There's this kid standing next to me with a camera in one hand and the other limp at his side, his head bobs with the beat (from the drums? from my chest?) and I want to lace my fingers with his. Just for one moment. Just imagine. You are not alone. We are not alone.
After half of a set, the song comes on. The anthem to my life, the song that reminds me of everything I have ever lived for, lived through, lived without. All of a sudden in my mind everyone drops away and it's just me in this massive room, acoustics flying off the walls and pummelling into me. Avey Tare looks at me as though to say, "I know." That's what it's about. Someone knows.
And for the duration of this song, for whatever four and a half minutes, I am okay. I am complete. I am alone but it's okay, because I have myself and for once, I am enough for me. I can fulfill everything that I desire because this song is driving something through me. This song is driving me so far from this urban wasteland.
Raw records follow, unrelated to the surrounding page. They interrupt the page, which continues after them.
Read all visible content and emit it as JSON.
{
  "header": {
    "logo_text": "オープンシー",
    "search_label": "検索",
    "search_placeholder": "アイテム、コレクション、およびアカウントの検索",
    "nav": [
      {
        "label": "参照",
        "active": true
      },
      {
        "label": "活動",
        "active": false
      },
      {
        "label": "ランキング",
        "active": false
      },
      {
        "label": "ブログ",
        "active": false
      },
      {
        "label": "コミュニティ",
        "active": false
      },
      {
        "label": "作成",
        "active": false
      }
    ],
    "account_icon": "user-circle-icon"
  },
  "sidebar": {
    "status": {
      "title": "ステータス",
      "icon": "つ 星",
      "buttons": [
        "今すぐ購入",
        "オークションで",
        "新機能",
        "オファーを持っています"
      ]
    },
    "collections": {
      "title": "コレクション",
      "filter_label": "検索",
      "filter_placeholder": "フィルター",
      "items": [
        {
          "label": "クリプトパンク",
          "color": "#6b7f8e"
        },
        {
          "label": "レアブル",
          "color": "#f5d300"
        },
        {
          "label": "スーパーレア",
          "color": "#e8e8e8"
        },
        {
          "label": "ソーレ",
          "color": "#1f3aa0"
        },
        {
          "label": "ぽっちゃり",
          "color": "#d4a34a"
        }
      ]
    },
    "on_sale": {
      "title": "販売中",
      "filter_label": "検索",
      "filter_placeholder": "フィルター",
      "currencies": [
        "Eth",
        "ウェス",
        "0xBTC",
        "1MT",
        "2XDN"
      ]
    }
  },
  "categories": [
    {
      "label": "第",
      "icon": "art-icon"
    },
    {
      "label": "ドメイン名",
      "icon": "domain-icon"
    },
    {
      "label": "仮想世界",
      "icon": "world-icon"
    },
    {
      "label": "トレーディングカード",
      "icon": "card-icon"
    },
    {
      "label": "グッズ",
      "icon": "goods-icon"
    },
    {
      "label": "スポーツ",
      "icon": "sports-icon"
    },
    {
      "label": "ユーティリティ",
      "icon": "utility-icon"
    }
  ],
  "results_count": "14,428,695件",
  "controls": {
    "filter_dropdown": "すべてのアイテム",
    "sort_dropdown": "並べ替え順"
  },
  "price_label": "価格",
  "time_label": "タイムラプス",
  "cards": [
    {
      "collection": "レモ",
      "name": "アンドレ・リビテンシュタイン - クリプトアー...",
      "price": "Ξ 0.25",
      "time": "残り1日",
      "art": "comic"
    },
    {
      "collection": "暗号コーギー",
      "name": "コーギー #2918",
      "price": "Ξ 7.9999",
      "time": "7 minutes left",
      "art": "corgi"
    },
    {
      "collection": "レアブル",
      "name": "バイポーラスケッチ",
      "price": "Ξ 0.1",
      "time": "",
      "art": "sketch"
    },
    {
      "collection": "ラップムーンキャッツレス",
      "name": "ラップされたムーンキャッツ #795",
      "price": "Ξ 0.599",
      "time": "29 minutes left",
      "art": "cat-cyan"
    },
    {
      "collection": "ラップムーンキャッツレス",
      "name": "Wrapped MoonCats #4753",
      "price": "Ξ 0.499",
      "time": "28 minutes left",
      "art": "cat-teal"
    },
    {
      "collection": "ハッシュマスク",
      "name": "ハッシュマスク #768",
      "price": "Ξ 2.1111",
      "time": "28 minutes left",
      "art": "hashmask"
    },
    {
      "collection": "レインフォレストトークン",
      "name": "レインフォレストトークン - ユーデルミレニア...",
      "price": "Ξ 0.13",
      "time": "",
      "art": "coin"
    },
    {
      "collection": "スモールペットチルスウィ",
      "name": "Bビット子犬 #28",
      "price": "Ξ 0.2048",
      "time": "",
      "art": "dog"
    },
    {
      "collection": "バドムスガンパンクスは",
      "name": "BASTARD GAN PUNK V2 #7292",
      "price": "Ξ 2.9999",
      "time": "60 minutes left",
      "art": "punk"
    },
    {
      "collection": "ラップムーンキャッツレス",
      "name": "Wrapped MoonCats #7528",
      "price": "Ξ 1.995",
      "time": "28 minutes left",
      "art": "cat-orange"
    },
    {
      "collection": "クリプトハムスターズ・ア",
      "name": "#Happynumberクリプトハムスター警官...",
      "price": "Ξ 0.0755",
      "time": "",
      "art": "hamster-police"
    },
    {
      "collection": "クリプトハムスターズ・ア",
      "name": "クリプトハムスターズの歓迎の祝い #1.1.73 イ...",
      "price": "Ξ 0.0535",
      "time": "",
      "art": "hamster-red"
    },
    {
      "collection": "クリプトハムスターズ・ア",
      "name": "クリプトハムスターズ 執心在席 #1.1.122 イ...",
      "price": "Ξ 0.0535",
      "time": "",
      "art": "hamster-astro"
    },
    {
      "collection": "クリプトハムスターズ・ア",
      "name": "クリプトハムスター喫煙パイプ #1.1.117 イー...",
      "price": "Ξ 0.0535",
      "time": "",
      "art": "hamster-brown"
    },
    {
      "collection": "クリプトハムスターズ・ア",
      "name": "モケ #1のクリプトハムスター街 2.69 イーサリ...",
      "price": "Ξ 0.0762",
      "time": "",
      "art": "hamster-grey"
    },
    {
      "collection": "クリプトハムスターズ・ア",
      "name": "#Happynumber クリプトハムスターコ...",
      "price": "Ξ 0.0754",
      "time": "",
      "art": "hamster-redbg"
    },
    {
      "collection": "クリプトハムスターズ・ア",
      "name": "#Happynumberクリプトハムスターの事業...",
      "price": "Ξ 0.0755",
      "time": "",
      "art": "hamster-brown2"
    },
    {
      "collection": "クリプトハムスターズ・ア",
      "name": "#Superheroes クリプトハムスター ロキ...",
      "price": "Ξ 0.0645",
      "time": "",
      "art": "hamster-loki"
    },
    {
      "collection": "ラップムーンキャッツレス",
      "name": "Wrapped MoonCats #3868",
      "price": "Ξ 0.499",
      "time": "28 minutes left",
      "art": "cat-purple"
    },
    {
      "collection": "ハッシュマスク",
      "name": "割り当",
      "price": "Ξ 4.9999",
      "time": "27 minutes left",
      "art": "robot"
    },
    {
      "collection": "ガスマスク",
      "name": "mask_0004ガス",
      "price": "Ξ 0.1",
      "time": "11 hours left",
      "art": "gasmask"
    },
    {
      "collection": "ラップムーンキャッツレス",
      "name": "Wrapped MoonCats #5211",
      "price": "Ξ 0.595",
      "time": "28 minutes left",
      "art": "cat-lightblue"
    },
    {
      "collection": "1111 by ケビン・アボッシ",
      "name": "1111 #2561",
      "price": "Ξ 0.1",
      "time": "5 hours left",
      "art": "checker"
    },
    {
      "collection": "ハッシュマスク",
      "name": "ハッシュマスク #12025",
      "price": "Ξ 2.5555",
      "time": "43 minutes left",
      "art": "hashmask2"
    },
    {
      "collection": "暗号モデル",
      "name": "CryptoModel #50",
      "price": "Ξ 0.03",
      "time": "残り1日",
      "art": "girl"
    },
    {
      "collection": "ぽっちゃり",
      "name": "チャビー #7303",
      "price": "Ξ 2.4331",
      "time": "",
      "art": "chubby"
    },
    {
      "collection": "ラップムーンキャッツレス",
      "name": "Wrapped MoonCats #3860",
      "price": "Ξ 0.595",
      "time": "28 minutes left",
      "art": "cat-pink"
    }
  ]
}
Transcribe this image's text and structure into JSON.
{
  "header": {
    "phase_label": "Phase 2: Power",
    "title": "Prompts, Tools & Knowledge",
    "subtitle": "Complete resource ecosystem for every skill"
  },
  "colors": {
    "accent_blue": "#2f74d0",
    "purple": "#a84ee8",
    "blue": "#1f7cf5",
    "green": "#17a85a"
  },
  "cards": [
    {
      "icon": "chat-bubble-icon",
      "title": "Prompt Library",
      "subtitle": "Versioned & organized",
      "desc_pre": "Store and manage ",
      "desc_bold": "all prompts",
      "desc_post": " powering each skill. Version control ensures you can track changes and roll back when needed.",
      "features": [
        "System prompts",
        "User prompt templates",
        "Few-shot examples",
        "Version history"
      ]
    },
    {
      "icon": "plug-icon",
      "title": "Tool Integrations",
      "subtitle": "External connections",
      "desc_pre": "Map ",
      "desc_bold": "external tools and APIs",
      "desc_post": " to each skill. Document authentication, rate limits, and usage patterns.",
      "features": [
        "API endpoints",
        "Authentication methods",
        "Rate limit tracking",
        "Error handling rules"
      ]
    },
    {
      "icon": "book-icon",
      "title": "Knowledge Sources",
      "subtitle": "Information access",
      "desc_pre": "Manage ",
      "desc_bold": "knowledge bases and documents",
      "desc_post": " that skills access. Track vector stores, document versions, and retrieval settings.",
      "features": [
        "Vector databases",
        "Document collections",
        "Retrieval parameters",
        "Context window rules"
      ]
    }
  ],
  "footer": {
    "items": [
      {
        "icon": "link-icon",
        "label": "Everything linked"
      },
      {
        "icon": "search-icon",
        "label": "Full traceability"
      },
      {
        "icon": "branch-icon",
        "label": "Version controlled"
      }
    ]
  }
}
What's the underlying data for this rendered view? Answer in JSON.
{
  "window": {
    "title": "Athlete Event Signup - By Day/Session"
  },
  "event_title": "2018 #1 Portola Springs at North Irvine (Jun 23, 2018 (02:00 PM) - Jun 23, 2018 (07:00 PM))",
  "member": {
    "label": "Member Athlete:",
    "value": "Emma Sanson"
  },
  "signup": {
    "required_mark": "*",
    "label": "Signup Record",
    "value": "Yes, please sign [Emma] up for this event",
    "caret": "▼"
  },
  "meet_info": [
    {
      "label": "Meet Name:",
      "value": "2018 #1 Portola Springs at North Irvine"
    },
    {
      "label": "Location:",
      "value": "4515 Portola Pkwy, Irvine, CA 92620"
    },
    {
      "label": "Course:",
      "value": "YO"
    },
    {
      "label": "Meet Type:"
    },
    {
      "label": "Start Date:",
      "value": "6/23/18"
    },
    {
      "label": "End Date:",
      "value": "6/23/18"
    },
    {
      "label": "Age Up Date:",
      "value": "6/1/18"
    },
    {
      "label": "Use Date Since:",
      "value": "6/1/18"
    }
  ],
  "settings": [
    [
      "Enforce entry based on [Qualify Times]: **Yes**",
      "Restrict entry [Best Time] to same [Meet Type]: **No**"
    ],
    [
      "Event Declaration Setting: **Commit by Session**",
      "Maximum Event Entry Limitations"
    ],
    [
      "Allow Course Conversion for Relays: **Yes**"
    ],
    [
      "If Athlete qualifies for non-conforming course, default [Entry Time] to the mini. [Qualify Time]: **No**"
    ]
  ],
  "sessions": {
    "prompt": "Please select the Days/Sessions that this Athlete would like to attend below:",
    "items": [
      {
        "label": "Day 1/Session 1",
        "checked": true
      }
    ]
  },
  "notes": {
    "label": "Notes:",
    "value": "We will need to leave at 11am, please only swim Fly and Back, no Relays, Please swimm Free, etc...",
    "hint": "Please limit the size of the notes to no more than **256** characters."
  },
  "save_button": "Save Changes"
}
By the end of the night I smell like cigarette smoke and tangerines. I burn myself with a cigarette butt in the palm because I forget that I'm holding it. I watch masses of people pass me by without a glance and wonder where they're going, why they're rushing, where they're going to be at the end of the night. On the streets? At the bar? Downtown, my favourite pedestrian is the business women in running shoes, clutching clunky high heels in her hands. She rushes away from the hookers and pushers to the subway to her home at the middle-class apartment building in the upper-class division of a seedy neighborhood. She pretends to read the paper, but she's just falling asleep. She misses her stop. She misses it every night.